Represents a feature of the data used to train a GBDT. The algorithm used to train a GBDT will select feature splits which optimally partition data to reduce the loss function used for training.

Parameters:
  • feature_index (int) – Index of the feature in the data’s feature vector. Must be non-negative

  • feature_range (Tuple[Union[int, float], Union[int, float]]) – Range of feature, [min_val, max_val].

  • feature_type (Union[Type[float], Type[int], Type[bool]]) – Type of feature: {bool, float, int} are supported.

  • num_questions (int) – Number of questions to ask for this feature during training algorithm. Must be >= 0.

  • question_choice_method (Optional[str]) – Method used to generate questions for this feature, to find optimal feature splits to partition the data. Either equidistant or random for int or float features. Boolean features have default splitting method.

generate_feature_questions(node, num_questions=None)#

Generate questions for feature, to be used in training a tree.

Parameters:
  • node (NodeRecord) – The node in a tree for which questions should be generated for this feature.

  • num_questions (Optional[int]) – Optional parameter for number of questions to generate. If not None, it will override self._num_questions. Can be 0.

Return type:

List[Union[int, float]]

pfl.tree.tree_utils.choose_questions(nodes, features)#

Select questions to be used to train a GBDT in each iteration of training.

Note: leaf nodes only require a single question, as leaf nodes require the value of the node to be determined, which can be computed from the gradients from any split on the data, not the optimal split.

Parameters:
  • nodes (List[NodeRecord]) – Nodes for which questions should be generated so optimal parameters for these nodes can be computed, so these nodes can be added to trees in GBDT.

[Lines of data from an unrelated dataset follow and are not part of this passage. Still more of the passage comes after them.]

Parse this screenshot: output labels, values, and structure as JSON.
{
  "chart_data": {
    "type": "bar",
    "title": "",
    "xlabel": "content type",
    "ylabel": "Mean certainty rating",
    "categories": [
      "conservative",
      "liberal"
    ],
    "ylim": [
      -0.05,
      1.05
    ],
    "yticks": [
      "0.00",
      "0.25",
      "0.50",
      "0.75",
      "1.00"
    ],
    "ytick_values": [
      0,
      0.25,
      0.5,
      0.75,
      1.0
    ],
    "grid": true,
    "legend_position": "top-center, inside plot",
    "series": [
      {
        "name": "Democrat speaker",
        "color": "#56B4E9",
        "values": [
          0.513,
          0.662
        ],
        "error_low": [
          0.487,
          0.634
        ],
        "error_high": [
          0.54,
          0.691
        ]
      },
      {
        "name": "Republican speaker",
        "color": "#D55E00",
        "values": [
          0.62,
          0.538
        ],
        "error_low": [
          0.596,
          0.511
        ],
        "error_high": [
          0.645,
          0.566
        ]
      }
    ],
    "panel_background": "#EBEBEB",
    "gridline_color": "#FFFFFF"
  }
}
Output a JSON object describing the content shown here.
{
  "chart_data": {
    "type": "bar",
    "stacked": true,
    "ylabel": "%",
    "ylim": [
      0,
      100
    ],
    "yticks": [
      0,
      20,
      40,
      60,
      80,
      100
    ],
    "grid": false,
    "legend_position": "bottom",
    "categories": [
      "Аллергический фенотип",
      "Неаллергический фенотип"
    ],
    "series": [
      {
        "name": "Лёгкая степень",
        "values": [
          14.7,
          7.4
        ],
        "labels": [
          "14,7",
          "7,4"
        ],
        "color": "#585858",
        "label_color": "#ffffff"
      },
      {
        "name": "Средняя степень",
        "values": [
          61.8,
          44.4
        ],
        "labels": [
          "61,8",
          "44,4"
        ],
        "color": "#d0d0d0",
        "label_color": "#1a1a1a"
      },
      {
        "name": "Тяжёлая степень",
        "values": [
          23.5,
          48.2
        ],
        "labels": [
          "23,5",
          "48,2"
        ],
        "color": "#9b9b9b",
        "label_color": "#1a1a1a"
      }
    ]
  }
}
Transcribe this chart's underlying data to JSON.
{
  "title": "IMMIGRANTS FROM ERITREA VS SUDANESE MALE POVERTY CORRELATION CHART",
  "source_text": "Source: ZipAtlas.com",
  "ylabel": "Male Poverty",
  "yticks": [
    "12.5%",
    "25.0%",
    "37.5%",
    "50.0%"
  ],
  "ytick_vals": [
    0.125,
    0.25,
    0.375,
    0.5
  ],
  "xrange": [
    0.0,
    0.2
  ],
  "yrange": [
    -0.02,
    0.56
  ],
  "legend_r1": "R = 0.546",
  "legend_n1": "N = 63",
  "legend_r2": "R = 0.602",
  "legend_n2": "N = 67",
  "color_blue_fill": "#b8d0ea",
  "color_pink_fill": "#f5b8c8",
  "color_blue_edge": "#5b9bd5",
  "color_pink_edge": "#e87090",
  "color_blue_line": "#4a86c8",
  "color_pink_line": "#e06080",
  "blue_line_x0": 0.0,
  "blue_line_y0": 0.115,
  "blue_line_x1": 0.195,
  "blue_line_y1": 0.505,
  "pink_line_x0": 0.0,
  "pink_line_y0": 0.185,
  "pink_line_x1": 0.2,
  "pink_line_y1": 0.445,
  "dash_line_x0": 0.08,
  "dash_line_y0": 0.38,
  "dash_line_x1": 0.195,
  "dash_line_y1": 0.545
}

  • features (List[Feature]) – List of Feature objects used to train a GBDT. Questions will be asked of each Feature to identify the feature-split which achieves the best partition of the dataset to reduce the loss function used for training.

Return type:

Tuple[List[Dict[str, Any]], int]

Returns:

A tuple including a list comprising questions for each node in nodes, to be used for training, and the total number of questions asked. For each node, a dictionary is returned, which includes the path to the node, with the key decisionPath, and a dictionary mapping feature indices to threshold values: these are the questions.